What Goes Around, Comes Around!
I am not artistic, but I appreciate good art. I should have pursued my Oceanography/Marine Biology studies in college, but I didn’t. Luckily, I have managed to intertwine both interests into a passion for collecting nautical-themed scrimshaw. This passion lead to an invitation to become a WorthPoint Worthologist, specializing in authentic, antique scrimshaw. Image 1 is the mandatory WorthPoint head shot, which you will find on the Worthologist Directory page.

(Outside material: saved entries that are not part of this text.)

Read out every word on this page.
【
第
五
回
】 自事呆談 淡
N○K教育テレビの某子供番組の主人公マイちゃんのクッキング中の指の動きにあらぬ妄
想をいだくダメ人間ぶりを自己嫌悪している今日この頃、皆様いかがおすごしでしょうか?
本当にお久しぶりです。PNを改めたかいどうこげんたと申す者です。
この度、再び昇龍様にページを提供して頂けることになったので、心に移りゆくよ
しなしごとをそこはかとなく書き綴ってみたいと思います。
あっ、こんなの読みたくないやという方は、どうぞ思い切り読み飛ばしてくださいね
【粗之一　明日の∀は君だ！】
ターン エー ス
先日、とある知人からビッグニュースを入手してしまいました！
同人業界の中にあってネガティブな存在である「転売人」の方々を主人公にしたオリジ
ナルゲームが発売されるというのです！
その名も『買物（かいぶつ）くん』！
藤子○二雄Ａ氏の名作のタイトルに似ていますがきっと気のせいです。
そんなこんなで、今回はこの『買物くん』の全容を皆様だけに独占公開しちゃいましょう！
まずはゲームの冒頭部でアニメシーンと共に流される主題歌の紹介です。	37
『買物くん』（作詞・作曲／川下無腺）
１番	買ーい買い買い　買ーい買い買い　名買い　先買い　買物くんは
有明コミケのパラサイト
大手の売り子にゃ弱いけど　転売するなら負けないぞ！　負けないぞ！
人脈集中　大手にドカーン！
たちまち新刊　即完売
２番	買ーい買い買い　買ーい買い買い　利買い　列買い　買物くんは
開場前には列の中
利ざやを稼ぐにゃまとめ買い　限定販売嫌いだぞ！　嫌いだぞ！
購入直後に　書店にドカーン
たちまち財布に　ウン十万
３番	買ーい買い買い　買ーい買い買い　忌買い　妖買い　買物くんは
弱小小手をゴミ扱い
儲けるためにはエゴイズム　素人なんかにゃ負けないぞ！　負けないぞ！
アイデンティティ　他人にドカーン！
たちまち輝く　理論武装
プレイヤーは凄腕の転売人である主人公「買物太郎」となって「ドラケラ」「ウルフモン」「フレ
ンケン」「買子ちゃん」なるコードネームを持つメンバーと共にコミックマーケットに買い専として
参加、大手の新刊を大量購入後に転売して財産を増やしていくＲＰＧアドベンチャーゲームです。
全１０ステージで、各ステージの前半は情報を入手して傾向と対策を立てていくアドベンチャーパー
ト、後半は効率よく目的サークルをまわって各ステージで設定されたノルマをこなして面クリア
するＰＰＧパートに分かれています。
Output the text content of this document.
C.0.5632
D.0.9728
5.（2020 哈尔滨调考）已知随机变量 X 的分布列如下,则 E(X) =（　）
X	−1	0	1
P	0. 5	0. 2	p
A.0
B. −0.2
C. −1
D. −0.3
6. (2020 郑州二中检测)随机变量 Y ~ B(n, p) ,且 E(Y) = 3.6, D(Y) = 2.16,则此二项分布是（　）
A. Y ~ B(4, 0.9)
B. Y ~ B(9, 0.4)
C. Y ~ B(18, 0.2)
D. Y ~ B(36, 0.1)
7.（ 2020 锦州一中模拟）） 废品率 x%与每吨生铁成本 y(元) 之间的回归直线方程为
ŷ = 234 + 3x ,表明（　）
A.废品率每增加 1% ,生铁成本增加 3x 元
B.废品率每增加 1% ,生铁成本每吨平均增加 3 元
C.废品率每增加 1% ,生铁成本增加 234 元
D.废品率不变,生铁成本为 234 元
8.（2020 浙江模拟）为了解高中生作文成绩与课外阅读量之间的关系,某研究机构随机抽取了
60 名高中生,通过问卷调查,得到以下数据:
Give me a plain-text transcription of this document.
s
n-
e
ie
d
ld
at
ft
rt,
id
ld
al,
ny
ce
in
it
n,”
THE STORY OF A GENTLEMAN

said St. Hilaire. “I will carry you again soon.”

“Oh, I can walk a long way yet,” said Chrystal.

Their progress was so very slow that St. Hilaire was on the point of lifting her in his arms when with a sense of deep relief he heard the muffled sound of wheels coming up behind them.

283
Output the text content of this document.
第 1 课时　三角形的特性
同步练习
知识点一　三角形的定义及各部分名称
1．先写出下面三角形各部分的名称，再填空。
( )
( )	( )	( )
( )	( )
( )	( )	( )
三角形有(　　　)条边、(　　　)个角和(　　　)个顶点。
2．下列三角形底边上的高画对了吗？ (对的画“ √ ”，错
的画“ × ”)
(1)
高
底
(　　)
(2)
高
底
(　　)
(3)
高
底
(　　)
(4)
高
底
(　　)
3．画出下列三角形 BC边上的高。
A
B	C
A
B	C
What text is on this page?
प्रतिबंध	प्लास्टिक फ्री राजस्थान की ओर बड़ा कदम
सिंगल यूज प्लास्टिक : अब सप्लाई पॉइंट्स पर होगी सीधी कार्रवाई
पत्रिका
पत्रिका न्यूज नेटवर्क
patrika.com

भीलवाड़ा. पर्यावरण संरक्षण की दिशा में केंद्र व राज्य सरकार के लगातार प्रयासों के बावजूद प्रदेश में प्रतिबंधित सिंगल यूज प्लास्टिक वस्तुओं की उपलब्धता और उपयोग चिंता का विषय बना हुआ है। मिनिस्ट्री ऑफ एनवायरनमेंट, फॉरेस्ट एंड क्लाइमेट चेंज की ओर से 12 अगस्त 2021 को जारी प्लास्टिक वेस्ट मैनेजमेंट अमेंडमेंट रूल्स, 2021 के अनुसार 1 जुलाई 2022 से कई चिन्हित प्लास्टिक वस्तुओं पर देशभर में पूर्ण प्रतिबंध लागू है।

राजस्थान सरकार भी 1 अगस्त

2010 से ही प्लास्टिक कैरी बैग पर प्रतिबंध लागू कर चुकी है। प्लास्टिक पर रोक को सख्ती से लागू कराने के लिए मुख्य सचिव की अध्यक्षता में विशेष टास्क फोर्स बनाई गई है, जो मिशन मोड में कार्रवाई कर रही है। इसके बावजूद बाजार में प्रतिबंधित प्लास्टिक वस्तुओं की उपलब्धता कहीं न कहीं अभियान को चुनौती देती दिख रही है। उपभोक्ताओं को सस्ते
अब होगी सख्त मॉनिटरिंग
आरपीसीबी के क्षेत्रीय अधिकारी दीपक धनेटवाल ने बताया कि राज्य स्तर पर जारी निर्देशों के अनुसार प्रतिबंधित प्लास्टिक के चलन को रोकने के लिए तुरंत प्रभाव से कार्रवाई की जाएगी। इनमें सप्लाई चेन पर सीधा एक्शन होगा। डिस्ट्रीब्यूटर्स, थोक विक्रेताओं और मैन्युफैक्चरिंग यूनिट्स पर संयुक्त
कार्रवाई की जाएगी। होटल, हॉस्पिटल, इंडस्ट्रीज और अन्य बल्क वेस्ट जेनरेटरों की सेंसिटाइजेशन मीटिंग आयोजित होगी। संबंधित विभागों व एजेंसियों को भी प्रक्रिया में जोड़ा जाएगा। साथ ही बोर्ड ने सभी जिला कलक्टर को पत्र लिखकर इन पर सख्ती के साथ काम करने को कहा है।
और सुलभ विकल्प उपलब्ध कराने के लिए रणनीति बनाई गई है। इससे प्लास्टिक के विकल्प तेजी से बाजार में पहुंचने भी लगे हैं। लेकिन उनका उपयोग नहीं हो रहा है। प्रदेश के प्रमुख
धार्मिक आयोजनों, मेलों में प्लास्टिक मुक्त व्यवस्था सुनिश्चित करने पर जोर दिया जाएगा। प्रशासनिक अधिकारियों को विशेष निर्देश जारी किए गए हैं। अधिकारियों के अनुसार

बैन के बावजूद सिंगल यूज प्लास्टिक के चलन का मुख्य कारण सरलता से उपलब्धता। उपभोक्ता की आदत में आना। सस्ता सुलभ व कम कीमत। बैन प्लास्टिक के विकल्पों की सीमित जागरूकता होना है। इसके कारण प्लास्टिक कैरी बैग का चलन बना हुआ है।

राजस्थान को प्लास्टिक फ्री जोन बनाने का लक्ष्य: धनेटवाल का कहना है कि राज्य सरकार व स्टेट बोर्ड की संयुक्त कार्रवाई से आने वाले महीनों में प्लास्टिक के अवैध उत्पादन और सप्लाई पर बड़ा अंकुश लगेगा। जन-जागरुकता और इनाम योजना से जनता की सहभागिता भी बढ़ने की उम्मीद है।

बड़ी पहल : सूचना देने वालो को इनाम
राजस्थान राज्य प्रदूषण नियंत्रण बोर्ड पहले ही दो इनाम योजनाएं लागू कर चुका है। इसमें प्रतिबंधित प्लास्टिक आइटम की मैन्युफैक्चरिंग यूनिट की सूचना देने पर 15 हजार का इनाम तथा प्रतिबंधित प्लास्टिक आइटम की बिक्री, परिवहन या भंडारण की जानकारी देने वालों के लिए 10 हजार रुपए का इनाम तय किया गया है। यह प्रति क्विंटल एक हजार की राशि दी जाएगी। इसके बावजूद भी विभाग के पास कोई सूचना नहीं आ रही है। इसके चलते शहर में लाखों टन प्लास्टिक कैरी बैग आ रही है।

I am also webmaster of an international scrimshaw collecting website. In June of 2008, I began exchanging e-mails with a promising scrimshander named Rod Lacey, of Cairns, Queensland, Australia, and encouraged him to share images of his scrimwork. I provided just a bit of information on how to make high-resolution, close-up images of his scrimshaws, then edited his results before posting them onto his own artist’s page in our scrimshaw gallery section: www.scrimshawcollectors.com/GalleryNew2.html, exactly as I have done for several other modern scrimshanders.
Then on July 29th, I received a surprise package in the mail. From Australia! I opened it with great anticipation. What I found rendered me speechless.
Rod Lacey had used my WorthPoint portrait [image 2] as an inspiration to scrimshaw my likeness onto a 2.5-inch x 4.38-inch section of 5,000-year old fossil walrus ivory [image 1]. He added a cap & foul-weather jacket, as would have been typically worn by a whaler, 150-years ago. I was dumb-founded! He enclosed a short letter, in which he tells me that this is a “Thank You” gift for my efforts on his behalf. Rod also revealed that he cast the 3.4-ounce silver base, which custom-fits the lower edge of the ivory [image 3]. The base is hallmarked “925” & “M”. I am still stunned.
My momma always told me that one good turn deserves another. I just never expected it to be so expertly scribed, and set in Sterling!